Para acrescentar mais esclarecimentos aos textos sobre bullying, apresento o trabalho de Diogo Dreyer. Vocês encontrarão nos parágrafos muitas informações interessantes. Principalmente sobre o trabalho da Abrapia (Associação Brasileira Multiprofissional de Proteção à Infância e Adolescência) pelas palavras do médico Aramis Lopes Neto. Origem

O bullying começou a ser pesquisado cerca de dez anos atrás na Europa, quando se descobriu o que estava por trás de muitas tentativas de suicídio entre adolescentes. Sem receber a atenção da escola ou dos pais, que geralmente achavam as ofensas bobas demais para terem maiores conseqüências, o jovem recorria a uma medida desesperada. Atualmente, todas as escolas do Reino Unido já implantaram políticas anti-bullying.

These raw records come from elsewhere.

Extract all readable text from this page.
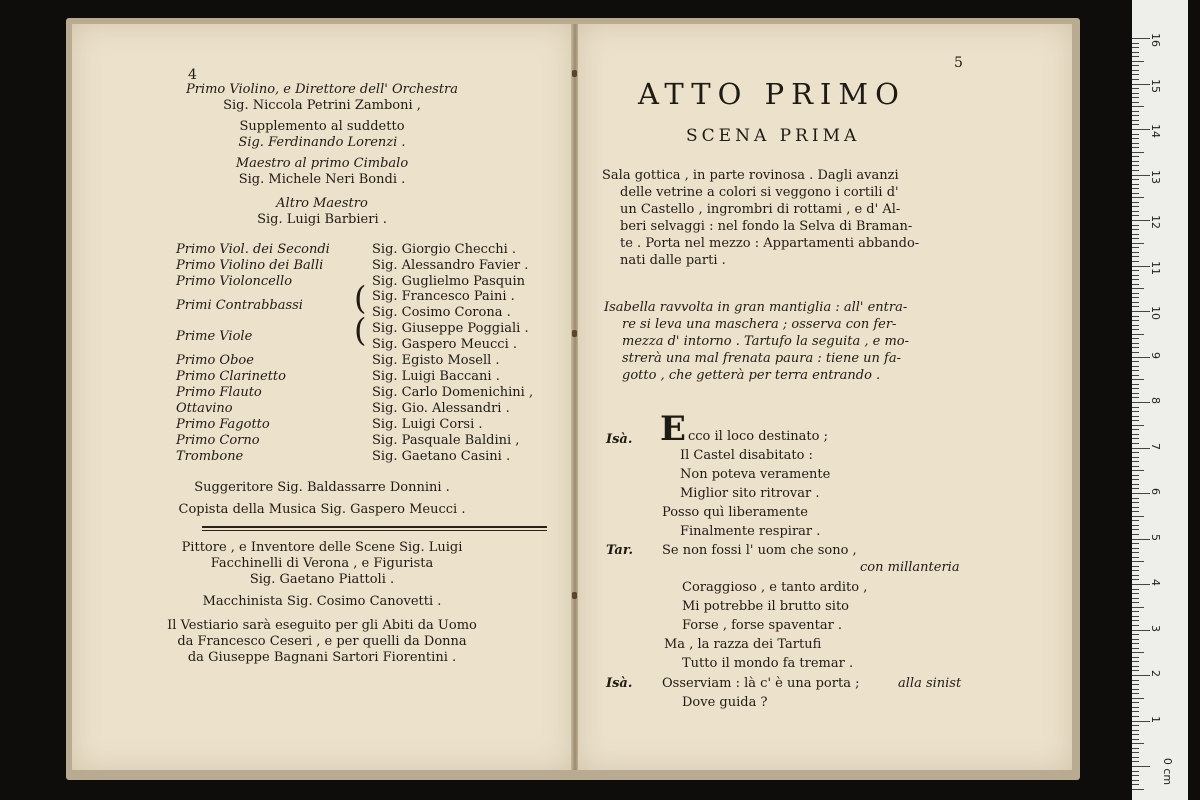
4
Primo Violino, e Direttore dell' Orchestra
Sig. Niccola Petrini Zamboni ,
Supplemento al suddetto
Sig. Ferdinando Lorenzi .
Maestro al primo Cimbalo
Sig. Michele Neri Bondi .
Altro Maestro
Sig. Luigi Barbieri .
Primo Viol. dei Secondi	Sig. Giorgio Checchi .
Primo Violino dei Balli	Sig. Alessandro Favier .
Primo Violoncello	Sig. Guglielmo Pasquin
Primi Contrabbassi ( Sig. Francesco Paini .
Sig. Cosimo Corona .
Prime Viole	( Sig. Giuseppe Poggiali .
Sig. Gaspero Meucci .
Primo Oboe	Sig. Egisto Mosell .
Primo Clarinetto	Sig. Luigi Baccani .
Primo Flauto	Sig. Carlo Domenichini ,
Ottavino	Sig. Gio. Alessandri .
Primo Fagotto	Sig. Luigi Corsi .
Primo Corno	Sig. Pasquale Baldini ,
Trombone	Sig. Gaetano Casini .
Suggeritore Sig. Baldassarre Donnini .
Copista della Musica Sig. Gaspero Meucci .
Pittore , e Inventore delle Scene Sig. Luigi
Facchinelli di Verona , e Figurista
Sig. Gaetano Piattoli .
Macchinista Sig. Cosimo Canovetti .
Il Vestiario sarà eseguito per gli Abiti da Uomo
da Francesco Ceseri , e per quelli da Donna
da Giuseppe Bagnani Sartori Fiorentini .
5
ATTO PRIMO
SCENA PRIMA
Sala gottica , in parte rovinosa . Dagli avanzi
delle vetrine a colori si veggono i cortili d'
un Castello , ingrombri di rottami , e d' Al-
beri selvaggi : nel fondo la Selva di Braman-
te . Porta nel mezzo : Appartamenti abbando-
nati dalle parti .
Isabella ravvolta in gran mantiglia : all' entra-
re si leva una maschera ; osserva con fer-
mezza d' intorno . Tartufo la seguita , e mo-
strerà una mal frenata paura : tiene un fa-
gotto , che getterà per terra entrando .
Isà. E cco il loco destinato ;
Il Castel disabitato :
Non poteva veramente
Miglior sito ritrovar .
Posso quì liberamente
Finalmente respirar .
Tar. Se non fossi l' uom che sono ,
con millanteria
Coraggioso , e tanto ardito ,
Mi potrebbe il brutto sito
Forse , forse spaventar .
Ma , la razza dei Tartufi
Tutto il mondo fa tremar .
Isà. Osserviam : là c' è una porta ;	alla sinist
Dove guida ?
16
15
14
13
12
11
10
9
8
7
6
5
4
3
2
1
0 cm
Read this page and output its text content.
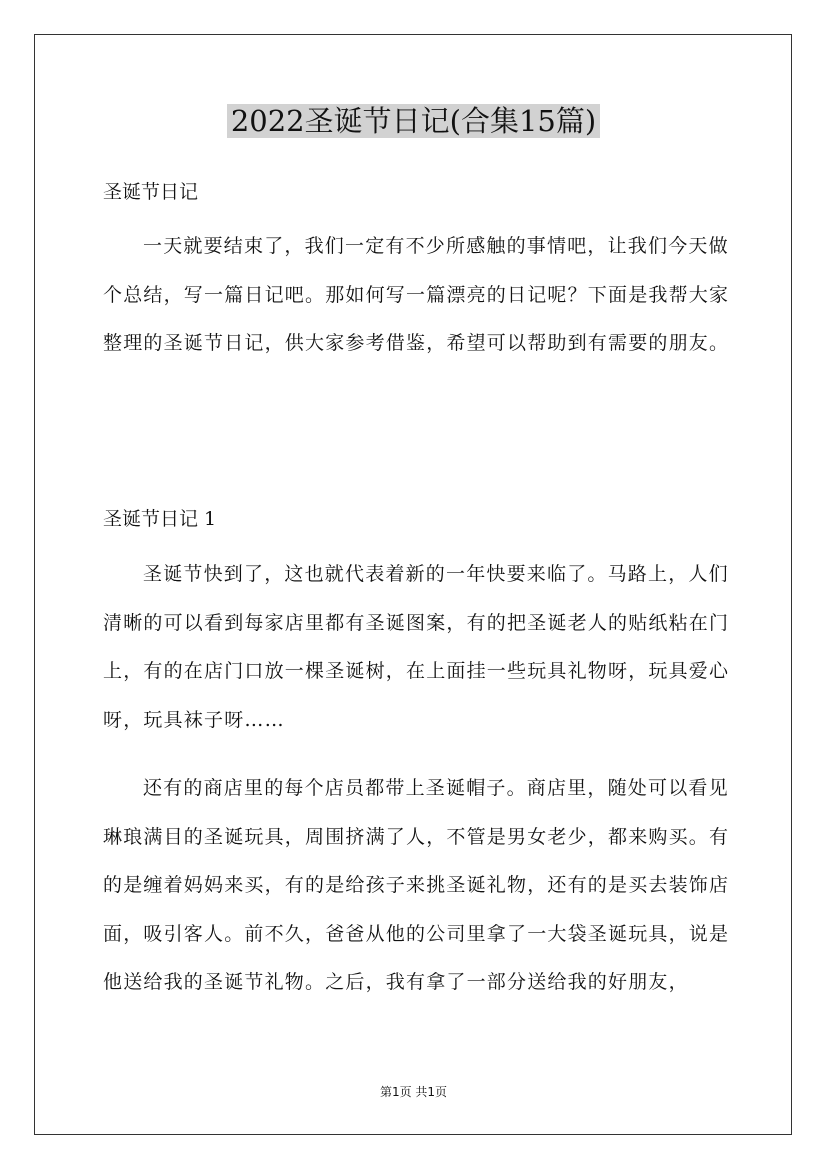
2022圣诞节日记(合集15篇)
圣诞节日记

一天就要结束了，我们一定有不少所感触的事情吧，让我们今天做个总结，写一篇日记吧。那如何写一篇漂亮的日记呢？下面是我帮大家整理的圣诞节日记，供大家参考借鉴，希望可以帮助到有需要的朋友。

圣诞节日记 1

圣诞节快到了，这也就代表着新的一年快要来临了。马路上，人们清晰的可以看到每家店里都有圣诞图案，有的把圣诞老人的贴纸粘在门上，有的在店门口放一棵圣诞树，在上面挂一些玩具礼物呀，玩具爱心呀，玩具袜子呀……

还有的商店里的每个店员都带上圣诞帽子。商店里，随处可以看见琳琅满目的圣诞玩具，周围挤满了人，不管是男女老少，都来购买。有的是缠着妈妈来买，有的是给孩子来挑圣诞礼物，还有的是买去装饰店面，吸引客人。前不久，爸爸从他的公司里拿了一大袋圣诞玩具，说是他送给我的圣诞节礼物。之后，我有拿了一部分送给我的好朋友，

第1页 共1页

Especialistas revelam que esse fenômeno, que acontece no mundo todo, pode provocar nas vítimas desde diminuição na auto-estima até o suicídio. “bullying diz respeito a atitudes agressivas, intencionais e repetidas praticadas por um ou mais alunos contra outro. Portanto, não se trata de brincadeiras ou desentendimentos eventuais. Os estudantes que são alvos de bullying sofrem esse tipo de agressão sistematicamente”, explica o médico Aramis Lopes Neto, coordenador do primeiro estudo feito no Brasil a respeito desse assunto — “Diga não ao bullying: Programa de Redução do Comportamento Agressivo entre Estudantes”, realizado pela Associação Brasileira Multiprofissional de Proteção à Infância e Adolescência (Abrapia). Segundo Aramis, “para os alvos de bullying, as conseqüências podem ser depressão, angústia, baixa auto-estima, estresse, absentismo ou evasão escolar, atitudes de autoflagelação e suicídio, enquanto os autores dessa prática podem adotar comportamentos de risco, atitudes delinqüentes ou criminosas e acabar tornando-se adultos violentos”.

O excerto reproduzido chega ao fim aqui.